As I entered college, my interest transformed from a hobby to a lifestyle. I earned my first SCUBA certification, participated in my first coastal clean-up, and volunteered for restoration projects and turtle walks. I signed up for every life science course I could find. In my senior year at Stetson University, I registered for a class before I even knew what the title meant. Ornithology, with Dr. Stock. I found myself canoeing through alligator-infested waterways to investigate snowy egret rookeries, hiking through the forest at 5am to identify birds by only their calls, and conducting a post-mortem investigation on one of his road-kill specimens to determine its cause of death. Dr. Stock’s class was so different than anything I had experienced. I was in my element. I found myself constantly wanting to learn more. Not just about the organisms around me, but about how to fix the negative impacts we have on their environment. As I learned, I became motivated to teach others about what they could do to make a difference. My passion for teaching was born.

It is hard to believe that I have been teaching science in Hillsborough County for almost twenty years and that approximately 3,000 students have filled the chairs of my classroom. Years ago, I realized that even though we are located in west-central Florida, many of my students have little involvement with the ocean or our local beaches. I decided to change that fact by extending my classroom outside of my four walls.  In true Dr. Stock fashion, I attempt to bring the ocean to life for my students through field trips, restoration projects, and guest speakers. With the help of some amazing organizations like the Florida Aquarium, Tampa Bay Watch, and Keep Tampa Bay Beautiful, we have participated in many activities to help us learn about the ocean and about how to remedy our impacts.

 

 

We also love to get out in nature and explore the splendor that awaits us. In the pictures below, students from Plant High enjoy a day at the Suncoast Youth Conservation Center where we participated in fishing and kayaking clinics and learned about protecting our local estuarine species.

Plant High students

A day of adventure focused on the importance of our beautiful estuaries!

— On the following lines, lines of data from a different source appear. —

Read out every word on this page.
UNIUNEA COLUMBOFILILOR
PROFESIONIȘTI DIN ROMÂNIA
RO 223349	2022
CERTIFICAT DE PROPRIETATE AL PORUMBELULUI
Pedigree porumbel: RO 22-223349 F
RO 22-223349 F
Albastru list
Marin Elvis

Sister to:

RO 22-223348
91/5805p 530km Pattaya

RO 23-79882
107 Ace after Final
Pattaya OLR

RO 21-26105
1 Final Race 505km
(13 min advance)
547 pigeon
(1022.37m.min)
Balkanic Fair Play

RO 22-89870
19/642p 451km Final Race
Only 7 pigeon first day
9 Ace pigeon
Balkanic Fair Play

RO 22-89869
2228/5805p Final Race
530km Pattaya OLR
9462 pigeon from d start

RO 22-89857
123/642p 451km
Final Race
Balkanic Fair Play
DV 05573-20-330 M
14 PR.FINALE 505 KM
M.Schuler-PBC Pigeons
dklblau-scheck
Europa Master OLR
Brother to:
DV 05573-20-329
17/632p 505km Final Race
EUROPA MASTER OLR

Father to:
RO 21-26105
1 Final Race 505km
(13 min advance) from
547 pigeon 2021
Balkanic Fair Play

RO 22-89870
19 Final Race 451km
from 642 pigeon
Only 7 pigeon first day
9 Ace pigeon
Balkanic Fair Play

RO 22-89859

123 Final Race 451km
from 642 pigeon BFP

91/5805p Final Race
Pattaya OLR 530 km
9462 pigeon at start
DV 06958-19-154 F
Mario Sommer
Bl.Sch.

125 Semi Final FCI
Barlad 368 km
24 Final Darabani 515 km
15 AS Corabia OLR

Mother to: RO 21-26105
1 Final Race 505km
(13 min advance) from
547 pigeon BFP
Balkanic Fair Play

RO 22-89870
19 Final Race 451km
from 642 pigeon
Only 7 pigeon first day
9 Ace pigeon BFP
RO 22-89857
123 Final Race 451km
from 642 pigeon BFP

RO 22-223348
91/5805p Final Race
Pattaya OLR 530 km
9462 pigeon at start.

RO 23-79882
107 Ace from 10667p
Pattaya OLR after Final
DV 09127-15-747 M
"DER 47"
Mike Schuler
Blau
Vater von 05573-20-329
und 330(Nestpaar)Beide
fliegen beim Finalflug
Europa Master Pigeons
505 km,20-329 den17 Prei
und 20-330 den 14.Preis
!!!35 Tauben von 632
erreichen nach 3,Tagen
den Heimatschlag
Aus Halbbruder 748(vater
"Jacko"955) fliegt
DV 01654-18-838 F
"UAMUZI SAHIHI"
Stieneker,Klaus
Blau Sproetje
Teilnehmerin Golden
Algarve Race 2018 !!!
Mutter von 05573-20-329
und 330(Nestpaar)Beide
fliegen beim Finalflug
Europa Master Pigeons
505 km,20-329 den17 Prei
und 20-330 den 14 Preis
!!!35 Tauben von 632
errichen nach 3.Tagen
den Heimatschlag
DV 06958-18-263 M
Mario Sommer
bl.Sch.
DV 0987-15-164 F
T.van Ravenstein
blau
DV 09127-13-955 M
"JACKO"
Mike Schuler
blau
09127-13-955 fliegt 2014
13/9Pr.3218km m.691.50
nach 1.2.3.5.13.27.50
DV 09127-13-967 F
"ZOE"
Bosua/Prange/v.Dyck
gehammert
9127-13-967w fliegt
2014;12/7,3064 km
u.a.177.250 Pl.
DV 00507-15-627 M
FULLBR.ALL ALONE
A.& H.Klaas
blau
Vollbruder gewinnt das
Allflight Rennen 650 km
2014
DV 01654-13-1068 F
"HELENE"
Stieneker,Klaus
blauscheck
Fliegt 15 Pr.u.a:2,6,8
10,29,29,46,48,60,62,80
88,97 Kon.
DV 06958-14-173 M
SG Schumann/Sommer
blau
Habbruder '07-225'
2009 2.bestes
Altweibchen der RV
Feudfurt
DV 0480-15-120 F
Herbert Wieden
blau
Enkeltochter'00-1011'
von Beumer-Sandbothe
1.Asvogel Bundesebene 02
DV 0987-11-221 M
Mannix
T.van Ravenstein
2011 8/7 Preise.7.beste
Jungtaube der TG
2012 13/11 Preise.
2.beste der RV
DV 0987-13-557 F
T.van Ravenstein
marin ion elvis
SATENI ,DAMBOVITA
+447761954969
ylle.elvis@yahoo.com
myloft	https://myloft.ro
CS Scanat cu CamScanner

As I head out for two weeks on NOAA Ship Oregon II, I am leaving my classroom and students behind but I know that the value of what I will bring back to them far outweighs the short time I will be away. I hope through my experience my students will see that you are never too old to learn something new and that even the teacher can improve her knowledge.

I am eager to develop first-hand experience with the technology and research methods currently being used to study the ocean. I look forward to meeting the scientists and the crew of my ship and learning about all of the career opportunities that are available to my students through NOAA. I am ready to turn my NOAA education into lessons that will benefit my students and infuse my curriculum with new life.

I cannot wait to see the beautiful sunsets over the gulf and maybe I’ll even catch a few sunrises. I am hoping for the occasional visit from a whale, a dolphin, or a sea turtle. Who knows? Maybe I will even get a chance to see a few of my favorite ornithological species!

Counting down … 12 days to go.

Fair Winds! 

Today’s Shout Out: To Mr. Johnny Bush (Plant High School Principal), Mr. Larry Plank (SDHC Director of STEM), and Mr. Dan McFarland (SDHC Science Supervisor) for all of their support in making this trip possible for me.